If you put a test file in the webroot, can you access that?

I.e. (as root):

mkdir -p /srv/users/serverpilot/apps/outdoorgearalerts/public/.well-known/acme-challenge
echo 1234 > /srv/users/serverpilot/apps/outdoorgearalerts/public/.well-known/acme-challenge/test

And check if http://outdoorgearalerts.com/.well-known/acme-challenge/test works afterwards.

2 Likes

That results in a 404. What is odd is the test files I had created before did work, but not now. I'm a backend developer and not a sysadmin, but if I were to take a guess I'm wondering if since I'm using Serverpilot they updated the nginx config and overwrote something. I don't think that is the case though because I have another domain that is renewing fine.

1 Like

I'm still stuck on this does anyone have any suggestions on some next step? Much appreciated.

1 Like

Well, like you say it sounds like your nginx is no longer configured to serve files out of that webroot. Have you tried using the nginx plugin instead of the webroot plugin? (Is there a reason you chose to use the webroot plugin in the first place?) Can you post your nginx configuration?

1 Like

Your website content management system (wordpress) is intercepting the requests and returning the website's 404 page. You need to either configure nginx to pass ./well-known/acme-challenge requests through to the file system (not to wordpress) or use the certbot nginx plugin to configure much the same thing.

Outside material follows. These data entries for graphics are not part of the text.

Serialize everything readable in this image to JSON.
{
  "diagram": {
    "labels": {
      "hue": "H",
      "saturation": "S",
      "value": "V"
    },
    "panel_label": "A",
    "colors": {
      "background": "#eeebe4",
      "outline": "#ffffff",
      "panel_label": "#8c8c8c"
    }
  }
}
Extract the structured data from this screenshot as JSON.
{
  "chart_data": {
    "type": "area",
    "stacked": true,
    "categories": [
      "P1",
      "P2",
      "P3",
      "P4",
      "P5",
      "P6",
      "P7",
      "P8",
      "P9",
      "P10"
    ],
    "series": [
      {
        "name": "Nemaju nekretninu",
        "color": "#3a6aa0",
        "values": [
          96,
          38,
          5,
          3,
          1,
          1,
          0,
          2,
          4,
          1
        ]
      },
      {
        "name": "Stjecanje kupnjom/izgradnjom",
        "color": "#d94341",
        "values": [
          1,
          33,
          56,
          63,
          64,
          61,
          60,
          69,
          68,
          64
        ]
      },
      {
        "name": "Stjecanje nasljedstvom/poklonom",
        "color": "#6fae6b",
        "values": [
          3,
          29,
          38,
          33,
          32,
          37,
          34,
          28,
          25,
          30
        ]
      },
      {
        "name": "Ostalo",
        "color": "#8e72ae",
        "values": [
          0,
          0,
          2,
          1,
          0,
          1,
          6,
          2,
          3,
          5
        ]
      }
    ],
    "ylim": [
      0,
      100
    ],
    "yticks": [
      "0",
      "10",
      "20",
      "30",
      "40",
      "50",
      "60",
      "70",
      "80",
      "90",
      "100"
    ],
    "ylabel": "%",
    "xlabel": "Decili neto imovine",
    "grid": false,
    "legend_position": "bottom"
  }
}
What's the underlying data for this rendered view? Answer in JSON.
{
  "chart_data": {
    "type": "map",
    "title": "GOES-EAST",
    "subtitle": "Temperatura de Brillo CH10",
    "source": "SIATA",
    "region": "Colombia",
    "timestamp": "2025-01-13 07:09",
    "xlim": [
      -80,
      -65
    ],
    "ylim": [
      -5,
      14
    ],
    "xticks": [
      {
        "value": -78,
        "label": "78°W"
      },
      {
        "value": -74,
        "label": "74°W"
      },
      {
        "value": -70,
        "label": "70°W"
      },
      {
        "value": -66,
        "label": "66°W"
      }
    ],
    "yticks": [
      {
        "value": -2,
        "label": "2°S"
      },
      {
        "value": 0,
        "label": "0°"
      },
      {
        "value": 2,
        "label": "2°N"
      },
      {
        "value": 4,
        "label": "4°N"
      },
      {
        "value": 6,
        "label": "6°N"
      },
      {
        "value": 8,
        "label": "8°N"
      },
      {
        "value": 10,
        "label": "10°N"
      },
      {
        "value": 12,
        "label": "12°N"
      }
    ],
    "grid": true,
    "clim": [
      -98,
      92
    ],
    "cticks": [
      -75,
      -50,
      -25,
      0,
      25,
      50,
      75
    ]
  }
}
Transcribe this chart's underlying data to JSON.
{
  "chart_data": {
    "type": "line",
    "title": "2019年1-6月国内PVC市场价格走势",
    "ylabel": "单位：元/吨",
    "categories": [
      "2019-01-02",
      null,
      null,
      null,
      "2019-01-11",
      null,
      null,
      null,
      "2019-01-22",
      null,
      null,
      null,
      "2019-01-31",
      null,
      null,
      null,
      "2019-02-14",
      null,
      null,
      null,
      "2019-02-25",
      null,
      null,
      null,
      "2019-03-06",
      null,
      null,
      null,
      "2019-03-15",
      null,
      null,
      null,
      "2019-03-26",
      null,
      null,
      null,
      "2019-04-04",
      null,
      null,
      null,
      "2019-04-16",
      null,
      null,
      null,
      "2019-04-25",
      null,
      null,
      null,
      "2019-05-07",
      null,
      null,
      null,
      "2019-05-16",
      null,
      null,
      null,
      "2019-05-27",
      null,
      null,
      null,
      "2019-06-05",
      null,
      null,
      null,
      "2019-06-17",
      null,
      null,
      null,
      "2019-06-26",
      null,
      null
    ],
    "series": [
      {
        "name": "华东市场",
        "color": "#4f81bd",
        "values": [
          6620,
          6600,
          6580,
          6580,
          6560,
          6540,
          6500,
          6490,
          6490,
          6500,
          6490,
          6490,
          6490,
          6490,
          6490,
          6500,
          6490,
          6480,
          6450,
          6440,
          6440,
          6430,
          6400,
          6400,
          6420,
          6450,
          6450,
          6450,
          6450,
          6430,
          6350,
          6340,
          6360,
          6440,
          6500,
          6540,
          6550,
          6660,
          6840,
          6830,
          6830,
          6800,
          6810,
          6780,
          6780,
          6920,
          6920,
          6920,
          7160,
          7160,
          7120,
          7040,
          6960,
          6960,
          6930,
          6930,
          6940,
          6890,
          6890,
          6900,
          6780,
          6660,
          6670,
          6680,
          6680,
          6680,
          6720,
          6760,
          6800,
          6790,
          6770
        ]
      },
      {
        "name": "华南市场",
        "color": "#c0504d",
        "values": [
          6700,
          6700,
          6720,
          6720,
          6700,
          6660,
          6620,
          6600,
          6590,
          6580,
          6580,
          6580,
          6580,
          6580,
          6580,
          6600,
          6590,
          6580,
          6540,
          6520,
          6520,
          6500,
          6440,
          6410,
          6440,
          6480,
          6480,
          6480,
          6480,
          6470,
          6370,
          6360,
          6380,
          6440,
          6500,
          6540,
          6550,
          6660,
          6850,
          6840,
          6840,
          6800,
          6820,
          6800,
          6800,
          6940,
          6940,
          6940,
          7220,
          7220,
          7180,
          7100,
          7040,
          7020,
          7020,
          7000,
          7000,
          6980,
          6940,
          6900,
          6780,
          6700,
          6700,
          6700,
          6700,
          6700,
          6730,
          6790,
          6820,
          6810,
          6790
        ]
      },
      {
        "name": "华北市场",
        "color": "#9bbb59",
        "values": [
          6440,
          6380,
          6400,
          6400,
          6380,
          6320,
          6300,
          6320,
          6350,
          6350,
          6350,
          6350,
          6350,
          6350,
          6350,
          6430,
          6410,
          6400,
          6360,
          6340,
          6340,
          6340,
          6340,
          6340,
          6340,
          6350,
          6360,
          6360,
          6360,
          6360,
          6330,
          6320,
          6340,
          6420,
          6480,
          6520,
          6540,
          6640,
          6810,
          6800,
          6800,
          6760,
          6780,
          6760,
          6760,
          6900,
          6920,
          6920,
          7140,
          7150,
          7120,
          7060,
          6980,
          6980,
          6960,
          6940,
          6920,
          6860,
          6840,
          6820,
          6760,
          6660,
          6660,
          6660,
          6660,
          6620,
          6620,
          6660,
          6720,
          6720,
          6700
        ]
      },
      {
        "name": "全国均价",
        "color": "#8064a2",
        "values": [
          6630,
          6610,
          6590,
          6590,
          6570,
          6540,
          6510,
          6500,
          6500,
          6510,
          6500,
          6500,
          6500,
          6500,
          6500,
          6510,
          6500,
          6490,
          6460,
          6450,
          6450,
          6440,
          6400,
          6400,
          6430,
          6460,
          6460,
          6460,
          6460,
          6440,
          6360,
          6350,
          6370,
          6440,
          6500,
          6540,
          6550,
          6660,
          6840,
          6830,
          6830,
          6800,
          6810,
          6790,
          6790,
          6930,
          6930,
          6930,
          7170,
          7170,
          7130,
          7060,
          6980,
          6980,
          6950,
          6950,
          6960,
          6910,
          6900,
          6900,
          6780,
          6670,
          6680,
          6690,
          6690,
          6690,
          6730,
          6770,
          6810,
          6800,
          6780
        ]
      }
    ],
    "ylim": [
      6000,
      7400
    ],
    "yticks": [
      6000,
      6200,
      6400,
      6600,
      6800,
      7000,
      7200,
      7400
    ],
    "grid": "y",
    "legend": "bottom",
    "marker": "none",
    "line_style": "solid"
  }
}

You can also optionally use a wordpress plugin to get Let's Encrypt certs but I've not had much luck with plugins like that in the past.

2 Likes

When looking in the /etc/nginx-sp/vhosts.d/outdoorgearalerts.d/acme.conf file I'm seeing the following:

location ^~ /.well-known/acme-challenge/ {
    default_type "text/plain";
    rewrite /.well-known/acme-challenge/(.*) /$1 break;
    root /var/.rwssl/.well-known/acme-challenge/;
}

However I'm not seeing anything in the /var/.rwssl/ directory. Could this be the problem? I'm a bit confused how this worked when I originally generated the certificate but not now.

Well, if I'm reading that right (and I know next-to-nothing about nginx, so I might not be), it sounds like you should be using /var/.rwssl as your webroot in certbot instead of what you had been using.

1 Like

Isn't that part equal to:

    root /var/.rwssl/

?

Looks a bit silly to first remove a part of the path and then later add it again :thinking:

In any case, with or without that weird thing I mention above, you should use /var/.rwssl/ as the webroot-path in certbot indeed as @petercooperjr already mentioned :slight_smile:

1 Like

This topic was automatically closed 30 days after the last reply. New replies are no longer allowed.